Consequently, in order to remain competitive, there was a need to create a push within
the system. This would only be possible by direct government intervention in the markets.
The reform agenda proposed by South East Asian critics centered on creating liberal
markets where decisions should be made solely on market forces. By instructing such
reforms, this would be going against some of the developmental aspects of the South East
states and would therefore solicit friction from the latter countries. (Beeson, 2001)
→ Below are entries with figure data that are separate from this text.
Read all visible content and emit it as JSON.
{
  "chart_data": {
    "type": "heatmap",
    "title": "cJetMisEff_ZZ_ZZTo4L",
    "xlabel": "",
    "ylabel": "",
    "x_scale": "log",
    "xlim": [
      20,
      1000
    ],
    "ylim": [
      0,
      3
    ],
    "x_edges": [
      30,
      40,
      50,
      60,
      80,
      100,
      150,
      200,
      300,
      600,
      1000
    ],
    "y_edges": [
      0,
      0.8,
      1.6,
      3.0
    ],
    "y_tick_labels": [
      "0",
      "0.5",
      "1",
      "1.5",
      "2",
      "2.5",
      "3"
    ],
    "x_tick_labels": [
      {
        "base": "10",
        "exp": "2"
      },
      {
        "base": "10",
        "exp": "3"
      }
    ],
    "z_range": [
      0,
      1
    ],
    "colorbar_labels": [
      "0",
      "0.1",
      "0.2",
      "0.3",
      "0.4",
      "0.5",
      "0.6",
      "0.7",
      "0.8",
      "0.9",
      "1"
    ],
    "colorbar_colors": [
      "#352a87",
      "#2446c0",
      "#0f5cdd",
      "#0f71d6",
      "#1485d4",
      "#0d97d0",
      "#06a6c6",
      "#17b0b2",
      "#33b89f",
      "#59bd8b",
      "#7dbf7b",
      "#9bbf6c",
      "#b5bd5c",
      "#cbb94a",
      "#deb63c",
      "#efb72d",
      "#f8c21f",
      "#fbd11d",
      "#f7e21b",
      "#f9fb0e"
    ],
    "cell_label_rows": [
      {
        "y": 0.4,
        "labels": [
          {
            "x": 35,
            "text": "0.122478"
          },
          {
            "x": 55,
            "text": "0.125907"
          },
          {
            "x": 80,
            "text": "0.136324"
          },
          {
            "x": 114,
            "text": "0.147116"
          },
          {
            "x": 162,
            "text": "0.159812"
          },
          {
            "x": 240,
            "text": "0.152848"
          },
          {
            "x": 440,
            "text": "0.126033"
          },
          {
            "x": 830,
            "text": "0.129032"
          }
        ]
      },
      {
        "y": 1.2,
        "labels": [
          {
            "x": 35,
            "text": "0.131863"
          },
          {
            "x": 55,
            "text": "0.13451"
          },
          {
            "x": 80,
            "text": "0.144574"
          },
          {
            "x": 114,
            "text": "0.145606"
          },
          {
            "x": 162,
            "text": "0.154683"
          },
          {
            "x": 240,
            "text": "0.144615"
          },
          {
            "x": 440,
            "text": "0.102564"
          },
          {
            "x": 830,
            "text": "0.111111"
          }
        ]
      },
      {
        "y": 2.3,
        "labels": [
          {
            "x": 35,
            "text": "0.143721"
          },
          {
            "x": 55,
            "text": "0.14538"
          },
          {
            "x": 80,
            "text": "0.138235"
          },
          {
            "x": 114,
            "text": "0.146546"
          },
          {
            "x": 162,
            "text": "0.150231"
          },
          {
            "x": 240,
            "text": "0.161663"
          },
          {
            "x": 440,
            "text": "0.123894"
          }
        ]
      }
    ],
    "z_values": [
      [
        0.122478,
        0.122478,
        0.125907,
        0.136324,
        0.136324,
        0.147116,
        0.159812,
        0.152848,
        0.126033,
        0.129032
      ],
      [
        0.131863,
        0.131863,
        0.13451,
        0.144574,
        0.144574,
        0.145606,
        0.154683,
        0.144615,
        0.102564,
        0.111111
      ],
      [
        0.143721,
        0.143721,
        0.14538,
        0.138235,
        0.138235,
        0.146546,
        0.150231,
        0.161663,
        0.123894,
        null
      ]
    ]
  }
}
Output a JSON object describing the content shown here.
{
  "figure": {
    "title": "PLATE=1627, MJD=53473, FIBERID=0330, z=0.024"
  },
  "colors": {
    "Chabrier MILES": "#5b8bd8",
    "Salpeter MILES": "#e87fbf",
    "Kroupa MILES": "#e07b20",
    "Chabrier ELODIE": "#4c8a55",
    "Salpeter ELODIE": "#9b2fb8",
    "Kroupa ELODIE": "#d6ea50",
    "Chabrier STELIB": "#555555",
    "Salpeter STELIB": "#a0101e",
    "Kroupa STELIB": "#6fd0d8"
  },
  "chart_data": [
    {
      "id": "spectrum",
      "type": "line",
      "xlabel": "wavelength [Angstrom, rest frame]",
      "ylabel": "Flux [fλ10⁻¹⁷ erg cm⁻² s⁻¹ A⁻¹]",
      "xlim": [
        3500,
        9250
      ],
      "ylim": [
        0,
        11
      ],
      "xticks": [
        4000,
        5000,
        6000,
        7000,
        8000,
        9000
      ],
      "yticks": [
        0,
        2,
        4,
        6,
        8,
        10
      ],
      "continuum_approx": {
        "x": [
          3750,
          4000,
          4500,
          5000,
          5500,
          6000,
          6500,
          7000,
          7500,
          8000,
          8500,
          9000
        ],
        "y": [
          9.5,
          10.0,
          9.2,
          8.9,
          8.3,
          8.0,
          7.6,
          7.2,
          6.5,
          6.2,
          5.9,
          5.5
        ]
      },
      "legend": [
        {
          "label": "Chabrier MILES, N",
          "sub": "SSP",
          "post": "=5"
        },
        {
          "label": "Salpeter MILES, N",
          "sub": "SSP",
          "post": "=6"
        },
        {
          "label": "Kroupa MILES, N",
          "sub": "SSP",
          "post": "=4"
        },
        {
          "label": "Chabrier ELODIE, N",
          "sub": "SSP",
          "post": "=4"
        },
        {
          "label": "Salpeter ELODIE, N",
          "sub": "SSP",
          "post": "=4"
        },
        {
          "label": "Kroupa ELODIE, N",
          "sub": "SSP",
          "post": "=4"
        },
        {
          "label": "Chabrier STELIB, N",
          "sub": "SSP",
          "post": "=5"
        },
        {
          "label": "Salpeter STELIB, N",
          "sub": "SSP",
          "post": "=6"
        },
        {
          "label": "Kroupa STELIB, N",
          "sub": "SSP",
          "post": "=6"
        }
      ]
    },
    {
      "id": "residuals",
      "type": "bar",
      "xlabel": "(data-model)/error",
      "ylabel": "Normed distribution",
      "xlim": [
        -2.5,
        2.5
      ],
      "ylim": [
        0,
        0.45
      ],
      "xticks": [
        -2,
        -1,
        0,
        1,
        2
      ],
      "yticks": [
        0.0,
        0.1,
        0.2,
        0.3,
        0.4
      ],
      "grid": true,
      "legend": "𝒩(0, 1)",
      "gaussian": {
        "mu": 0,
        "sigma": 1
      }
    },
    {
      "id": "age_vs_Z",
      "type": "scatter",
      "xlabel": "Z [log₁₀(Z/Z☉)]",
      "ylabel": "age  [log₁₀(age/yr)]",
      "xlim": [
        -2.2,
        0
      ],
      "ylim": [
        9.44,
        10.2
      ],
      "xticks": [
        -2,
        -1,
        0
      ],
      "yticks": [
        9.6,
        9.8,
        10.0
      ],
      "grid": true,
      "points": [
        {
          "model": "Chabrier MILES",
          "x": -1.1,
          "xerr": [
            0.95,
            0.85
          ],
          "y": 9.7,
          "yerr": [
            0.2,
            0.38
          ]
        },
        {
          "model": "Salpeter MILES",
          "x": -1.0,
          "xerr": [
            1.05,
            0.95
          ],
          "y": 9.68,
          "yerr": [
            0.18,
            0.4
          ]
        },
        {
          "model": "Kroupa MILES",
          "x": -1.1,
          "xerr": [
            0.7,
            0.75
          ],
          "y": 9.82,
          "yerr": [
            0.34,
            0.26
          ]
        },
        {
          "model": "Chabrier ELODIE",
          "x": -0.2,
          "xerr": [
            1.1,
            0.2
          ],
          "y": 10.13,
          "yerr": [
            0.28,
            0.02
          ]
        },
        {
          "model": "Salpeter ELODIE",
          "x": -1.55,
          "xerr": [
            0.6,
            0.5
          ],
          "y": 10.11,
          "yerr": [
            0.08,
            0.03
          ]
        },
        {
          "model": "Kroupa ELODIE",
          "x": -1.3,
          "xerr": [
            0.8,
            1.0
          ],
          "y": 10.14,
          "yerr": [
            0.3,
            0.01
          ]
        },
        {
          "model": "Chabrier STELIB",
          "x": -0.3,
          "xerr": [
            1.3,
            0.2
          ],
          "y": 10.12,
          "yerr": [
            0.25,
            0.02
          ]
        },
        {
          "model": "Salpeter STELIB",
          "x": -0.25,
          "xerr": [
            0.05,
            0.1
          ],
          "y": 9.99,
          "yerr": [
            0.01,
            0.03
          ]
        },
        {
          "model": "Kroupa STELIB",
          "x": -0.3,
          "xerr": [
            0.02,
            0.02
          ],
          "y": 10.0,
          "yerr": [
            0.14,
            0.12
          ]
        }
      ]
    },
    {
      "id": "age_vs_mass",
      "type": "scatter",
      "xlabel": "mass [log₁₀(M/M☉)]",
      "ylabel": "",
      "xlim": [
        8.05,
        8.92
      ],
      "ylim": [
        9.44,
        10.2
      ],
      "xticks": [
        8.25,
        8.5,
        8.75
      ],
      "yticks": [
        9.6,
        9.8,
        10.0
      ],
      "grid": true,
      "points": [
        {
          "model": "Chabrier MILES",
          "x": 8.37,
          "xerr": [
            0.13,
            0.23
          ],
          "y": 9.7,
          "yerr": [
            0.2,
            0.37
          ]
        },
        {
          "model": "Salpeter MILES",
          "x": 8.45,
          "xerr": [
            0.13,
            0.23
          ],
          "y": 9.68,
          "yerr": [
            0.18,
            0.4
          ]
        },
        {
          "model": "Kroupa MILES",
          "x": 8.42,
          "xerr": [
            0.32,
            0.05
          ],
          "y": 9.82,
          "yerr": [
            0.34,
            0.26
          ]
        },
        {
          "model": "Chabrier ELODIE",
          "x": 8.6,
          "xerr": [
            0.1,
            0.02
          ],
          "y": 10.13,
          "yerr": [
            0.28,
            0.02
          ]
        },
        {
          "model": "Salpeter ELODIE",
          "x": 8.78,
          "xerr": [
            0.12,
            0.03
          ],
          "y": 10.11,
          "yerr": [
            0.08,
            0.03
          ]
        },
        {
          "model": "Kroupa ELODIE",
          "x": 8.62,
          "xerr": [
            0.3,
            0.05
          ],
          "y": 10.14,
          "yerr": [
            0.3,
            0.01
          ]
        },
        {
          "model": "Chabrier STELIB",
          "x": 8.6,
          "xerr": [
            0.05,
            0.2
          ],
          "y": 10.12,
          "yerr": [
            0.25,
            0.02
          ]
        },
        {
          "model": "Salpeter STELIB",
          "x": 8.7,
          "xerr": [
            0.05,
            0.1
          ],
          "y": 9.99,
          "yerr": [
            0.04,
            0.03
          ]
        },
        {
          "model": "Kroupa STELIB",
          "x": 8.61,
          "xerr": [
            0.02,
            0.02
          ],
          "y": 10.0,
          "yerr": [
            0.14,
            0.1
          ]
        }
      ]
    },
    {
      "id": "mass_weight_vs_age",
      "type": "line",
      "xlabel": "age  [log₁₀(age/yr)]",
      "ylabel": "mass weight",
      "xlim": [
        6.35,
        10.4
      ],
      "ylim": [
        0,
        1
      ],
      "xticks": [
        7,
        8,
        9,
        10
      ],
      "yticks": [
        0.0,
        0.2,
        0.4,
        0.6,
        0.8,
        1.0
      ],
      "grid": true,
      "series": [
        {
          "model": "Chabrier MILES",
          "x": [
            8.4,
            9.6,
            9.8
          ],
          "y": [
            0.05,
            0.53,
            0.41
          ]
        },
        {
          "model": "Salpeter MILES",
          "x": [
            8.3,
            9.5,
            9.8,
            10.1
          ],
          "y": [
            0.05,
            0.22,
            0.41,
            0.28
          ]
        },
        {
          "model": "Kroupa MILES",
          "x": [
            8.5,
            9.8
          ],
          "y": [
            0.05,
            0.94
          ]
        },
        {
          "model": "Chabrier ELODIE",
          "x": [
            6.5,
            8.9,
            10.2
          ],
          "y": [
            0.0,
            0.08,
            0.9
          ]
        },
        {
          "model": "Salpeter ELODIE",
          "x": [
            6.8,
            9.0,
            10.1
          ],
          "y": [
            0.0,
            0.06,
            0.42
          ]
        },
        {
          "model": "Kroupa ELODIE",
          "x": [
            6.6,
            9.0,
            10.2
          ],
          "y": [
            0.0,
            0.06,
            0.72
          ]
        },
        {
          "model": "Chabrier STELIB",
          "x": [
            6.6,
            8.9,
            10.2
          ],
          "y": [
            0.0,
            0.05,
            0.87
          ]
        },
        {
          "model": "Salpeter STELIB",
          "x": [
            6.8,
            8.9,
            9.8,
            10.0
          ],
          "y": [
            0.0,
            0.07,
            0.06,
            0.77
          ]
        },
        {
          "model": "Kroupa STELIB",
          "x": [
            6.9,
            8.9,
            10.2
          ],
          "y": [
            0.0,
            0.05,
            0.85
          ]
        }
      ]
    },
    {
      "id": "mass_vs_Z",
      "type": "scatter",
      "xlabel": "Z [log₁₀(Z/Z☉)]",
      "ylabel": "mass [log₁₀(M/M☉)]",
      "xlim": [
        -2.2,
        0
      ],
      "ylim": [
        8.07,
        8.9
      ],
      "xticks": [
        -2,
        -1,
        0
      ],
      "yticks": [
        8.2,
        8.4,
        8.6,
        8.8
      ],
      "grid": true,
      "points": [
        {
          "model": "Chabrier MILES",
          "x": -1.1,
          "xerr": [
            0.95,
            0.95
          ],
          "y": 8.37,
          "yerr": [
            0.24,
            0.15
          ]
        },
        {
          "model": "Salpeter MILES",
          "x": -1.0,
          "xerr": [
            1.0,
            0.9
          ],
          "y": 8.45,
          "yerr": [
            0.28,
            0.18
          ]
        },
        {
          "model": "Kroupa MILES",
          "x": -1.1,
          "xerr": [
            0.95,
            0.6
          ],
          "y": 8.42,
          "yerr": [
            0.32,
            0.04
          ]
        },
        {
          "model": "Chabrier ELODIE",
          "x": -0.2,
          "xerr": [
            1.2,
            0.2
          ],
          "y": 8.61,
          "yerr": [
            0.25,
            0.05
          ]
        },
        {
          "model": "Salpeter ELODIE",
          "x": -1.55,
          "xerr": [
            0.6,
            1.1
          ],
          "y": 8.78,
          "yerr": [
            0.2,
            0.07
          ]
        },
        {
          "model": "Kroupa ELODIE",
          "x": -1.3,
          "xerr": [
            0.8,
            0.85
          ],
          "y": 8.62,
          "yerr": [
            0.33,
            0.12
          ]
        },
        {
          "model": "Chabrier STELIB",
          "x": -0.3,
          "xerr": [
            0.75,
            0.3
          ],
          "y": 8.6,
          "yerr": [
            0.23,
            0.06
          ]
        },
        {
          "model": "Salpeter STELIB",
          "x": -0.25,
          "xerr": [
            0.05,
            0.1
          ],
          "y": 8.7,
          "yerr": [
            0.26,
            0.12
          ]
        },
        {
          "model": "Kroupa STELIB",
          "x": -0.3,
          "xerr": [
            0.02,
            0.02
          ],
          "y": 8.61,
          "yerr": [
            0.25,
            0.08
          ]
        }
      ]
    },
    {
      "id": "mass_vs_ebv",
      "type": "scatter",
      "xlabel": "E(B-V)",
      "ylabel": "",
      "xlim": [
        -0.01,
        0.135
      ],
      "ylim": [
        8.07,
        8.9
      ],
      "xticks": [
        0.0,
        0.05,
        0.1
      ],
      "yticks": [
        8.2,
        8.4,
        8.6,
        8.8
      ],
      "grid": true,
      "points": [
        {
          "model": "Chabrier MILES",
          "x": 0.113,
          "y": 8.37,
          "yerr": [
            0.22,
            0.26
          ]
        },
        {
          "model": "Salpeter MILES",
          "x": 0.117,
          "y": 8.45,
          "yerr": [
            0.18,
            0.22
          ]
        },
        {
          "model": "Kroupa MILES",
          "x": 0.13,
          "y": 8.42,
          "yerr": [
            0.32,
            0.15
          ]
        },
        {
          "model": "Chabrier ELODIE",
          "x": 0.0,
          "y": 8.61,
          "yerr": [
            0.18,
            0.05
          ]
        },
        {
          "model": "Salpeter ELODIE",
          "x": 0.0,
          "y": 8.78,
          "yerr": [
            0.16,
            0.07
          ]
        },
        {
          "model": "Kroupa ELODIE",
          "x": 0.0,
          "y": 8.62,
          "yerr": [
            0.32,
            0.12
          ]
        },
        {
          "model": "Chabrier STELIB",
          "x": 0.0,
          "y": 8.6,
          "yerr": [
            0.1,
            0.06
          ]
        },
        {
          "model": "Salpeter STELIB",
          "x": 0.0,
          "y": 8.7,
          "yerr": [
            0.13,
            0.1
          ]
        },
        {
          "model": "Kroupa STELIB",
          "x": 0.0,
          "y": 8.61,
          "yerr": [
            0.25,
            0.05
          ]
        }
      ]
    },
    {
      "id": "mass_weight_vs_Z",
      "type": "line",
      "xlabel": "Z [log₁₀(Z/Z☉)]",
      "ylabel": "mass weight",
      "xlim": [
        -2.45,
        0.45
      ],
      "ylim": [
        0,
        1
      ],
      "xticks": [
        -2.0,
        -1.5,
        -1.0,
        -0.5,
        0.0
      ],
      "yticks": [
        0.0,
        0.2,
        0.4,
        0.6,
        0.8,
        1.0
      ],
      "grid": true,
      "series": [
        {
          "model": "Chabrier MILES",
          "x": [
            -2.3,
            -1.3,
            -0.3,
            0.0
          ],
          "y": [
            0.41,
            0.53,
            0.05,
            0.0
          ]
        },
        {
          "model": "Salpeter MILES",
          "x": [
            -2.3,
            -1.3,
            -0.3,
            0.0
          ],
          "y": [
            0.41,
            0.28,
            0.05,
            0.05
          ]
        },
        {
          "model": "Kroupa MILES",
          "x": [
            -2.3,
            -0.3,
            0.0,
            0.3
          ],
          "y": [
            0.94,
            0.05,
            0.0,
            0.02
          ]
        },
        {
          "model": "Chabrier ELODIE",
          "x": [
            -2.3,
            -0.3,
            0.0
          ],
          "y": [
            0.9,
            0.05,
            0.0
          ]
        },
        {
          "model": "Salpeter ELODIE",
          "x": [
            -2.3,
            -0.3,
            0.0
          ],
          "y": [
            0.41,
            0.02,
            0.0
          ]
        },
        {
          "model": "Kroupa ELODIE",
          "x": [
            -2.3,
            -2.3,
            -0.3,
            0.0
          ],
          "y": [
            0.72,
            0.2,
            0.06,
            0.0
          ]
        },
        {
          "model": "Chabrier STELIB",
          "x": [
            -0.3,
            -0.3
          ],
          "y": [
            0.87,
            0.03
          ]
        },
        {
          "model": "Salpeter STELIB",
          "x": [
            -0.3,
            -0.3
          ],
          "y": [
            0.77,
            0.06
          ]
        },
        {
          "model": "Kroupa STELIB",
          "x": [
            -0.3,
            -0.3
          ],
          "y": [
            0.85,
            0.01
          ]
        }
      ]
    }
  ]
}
In line with the latter arguments, it will also be difficult to impose some of the suggestions
surrounding the neo-liberal systems because there are massive cases of immigrations
within the South East Asian region. For instance, many Chinese have relocated to other
parts of the South Eastern region. Woo Cummings (1998) estimates this number at around
fifty million. The large dispersion rates of the Chinese people have been facilitated by their
huge population size and also by the need to cushion themselves against the hostilities of
the external market. The overall result of such a system is that many Chinese capitalists
have prospered in the South Eastern region. They utilize their prior contacts to access
resources and penetrate regional markets. In this regard, it would be very complicated to
try and fight such a complex network yet this is the basis of the reformist agenda
suggested by critics.

Political systems within the South east Asian countries have a large part to play in term of
the overall success of the reformist agenda. This is because political systems in these
regions have tended towards authoritarianism. While one cannot assert that this may no
be out rightly visible; there are hints of this political system of governance in various
avenues. For instance, in China and Japan, their governments are used to having control
on economic systems. The capitalists that have the capacity to drive the economy also
happen to be political entities. Consequently, trying to pursue a system that is tailored on
a liberal approach would not be very realistic owing to the fact that it can meet stiff
resistance from such political systems. The South East Asian political governments are
deemed as superior to civil society and therefore trying to empower the latter would not be
plausible in the region. (Searle, 1999)

There are certain dynamics within the South Eastern political context that would make it
extremely difficult to adopt a western style reform agenda. This is because of the nature of
operation of the Non Government Organizations. In the Western context, NGOs act as
separate entities to the state and therefore have the capacity to affect the economic and
political landscape of Western states without soliciting interference from the respective
governing bodies. However, in the Asian context, the same features do not apply. As a
matter of fact, NGOs characterize government preferences. This is actually the notion
behind government owned NGOs. One of the problems that spring from such an approach
is that no external bodies can interfere in government regulation. In fact, this principle of
government superiority directs some of the regional bodies formed for those respective
countries. It has been found that South East Asian bodies have a principle of no
interference in the internal affairs of another countries. Consequently, imposing a reformist
agenda in such a stringent political arena would be an exercise in futility the power of the
state overrides all other influences and would therefore not be feasible with the South East
Asian operating environments. (Suzuki, 2000)

Conclusion
Every country in the world follows their political and economic path. These paths may be
relevant and successful at certain points but may not be applicable in other circumstances.
However, they still form part of the political and social institutions in those countries. It
would therefore be unfair to impose another country's economic systems upon another
system yet this is the basis behind the reformist arguments proposed for South East Asian
countries. The latter country's political and social structures would not be favorable for
Western-style liberal market structures and therefore such reforms would fail drastically.